Con estas palabras no pretendemos explicar ni suplantar el Evangelio diario, sino dar pautas para contemplar esta lectura, sabiendo que lo fundamental es leer, saborear y gustar internamente el Evangelio, descubriendo más hondamente como es el Señor.
Domingo XV del Tiempo Ordinario (Ciclo A).
Lecturas: Mt 13, 1-9.
Ante está parábola, yo me quedo con dos aspectos que nos pueden ayudar a descubrir como es Jesús.
El sembrador, Dios, no deja de sembrar: es fuerza creativa y creadora, que no deja de expandir vida.
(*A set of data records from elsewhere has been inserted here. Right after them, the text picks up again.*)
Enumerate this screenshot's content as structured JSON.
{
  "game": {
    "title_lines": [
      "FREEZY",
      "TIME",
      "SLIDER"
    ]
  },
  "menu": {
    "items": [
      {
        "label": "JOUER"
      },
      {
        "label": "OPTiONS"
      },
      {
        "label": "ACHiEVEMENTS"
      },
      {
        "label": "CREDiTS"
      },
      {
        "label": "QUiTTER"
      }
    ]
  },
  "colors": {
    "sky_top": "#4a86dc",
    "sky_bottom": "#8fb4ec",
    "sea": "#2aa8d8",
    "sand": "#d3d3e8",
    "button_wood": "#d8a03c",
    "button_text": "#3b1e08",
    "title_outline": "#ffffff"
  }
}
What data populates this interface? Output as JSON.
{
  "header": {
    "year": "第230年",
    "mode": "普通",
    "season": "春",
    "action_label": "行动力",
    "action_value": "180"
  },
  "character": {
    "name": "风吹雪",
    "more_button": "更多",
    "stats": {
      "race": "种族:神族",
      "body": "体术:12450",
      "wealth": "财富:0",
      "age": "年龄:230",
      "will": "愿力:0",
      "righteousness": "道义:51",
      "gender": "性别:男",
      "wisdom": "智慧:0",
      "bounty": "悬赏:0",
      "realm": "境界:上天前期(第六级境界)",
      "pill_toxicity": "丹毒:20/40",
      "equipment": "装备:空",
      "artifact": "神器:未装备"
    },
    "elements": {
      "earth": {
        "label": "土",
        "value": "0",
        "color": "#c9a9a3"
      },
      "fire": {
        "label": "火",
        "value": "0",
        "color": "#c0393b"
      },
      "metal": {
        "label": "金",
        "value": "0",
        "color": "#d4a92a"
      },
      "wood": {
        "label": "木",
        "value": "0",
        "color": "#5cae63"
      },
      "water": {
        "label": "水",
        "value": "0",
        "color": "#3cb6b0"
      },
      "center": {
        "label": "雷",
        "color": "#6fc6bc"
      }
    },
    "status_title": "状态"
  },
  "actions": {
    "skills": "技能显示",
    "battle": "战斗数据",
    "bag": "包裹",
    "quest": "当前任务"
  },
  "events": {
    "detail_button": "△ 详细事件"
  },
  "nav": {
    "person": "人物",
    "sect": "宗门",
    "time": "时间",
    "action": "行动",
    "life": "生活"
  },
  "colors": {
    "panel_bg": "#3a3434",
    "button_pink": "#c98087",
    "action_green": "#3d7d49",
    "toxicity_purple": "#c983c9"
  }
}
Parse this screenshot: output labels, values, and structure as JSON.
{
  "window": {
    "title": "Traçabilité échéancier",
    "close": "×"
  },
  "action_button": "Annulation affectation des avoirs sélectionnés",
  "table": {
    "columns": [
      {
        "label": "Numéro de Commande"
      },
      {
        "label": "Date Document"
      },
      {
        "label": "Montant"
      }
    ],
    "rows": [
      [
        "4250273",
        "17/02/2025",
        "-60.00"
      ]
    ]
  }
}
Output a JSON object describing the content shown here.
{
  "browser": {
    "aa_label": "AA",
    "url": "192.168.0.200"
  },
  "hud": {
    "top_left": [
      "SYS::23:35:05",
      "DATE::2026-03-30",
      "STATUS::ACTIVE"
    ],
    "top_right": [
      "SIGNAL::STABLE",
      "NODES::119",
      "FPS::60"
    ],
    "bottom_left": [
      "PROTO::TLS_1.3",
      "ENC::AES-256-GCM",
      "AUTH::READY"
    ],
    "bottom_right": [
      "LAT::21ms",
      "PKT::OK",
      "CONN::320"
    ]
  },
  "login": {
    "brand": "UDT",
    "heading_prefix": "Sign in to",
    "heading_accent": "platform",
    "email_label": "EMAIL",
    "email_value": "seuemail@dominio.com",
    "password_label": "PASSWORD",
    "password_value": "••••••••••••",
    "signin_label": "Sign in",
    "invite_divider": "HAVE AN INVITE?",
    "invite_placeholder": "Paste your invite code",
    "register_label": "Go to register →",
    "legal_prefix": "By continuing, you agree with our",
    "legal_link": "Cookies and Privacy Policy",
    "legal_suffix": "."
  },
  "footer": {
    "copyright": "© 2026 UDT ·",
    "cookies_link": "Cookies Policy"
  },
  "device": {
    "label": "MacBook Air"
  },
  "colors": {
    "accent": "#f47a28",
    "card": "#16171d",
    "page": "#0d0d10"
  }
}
Su tarea es sembrar, derramar semillas, llenar de vida. «Echar » vida con la esperanza de multiplicar y generar más vida.
Ante la obra de Dios, Él nos deja libertad para acogerla, o para rechazarla de muy diferentes formas. Nos pide hoy que seamos como la tierra buena que acoge y produce, aunque nos da la libertad para hacerlo.
Hoy ante esta parábola podemos contemplar así al Señor: la fuente de la vida, su origen, que no deja de sembrar, y que nos pide que nos abramos a Él para generar aún más vida. O frutos de vida.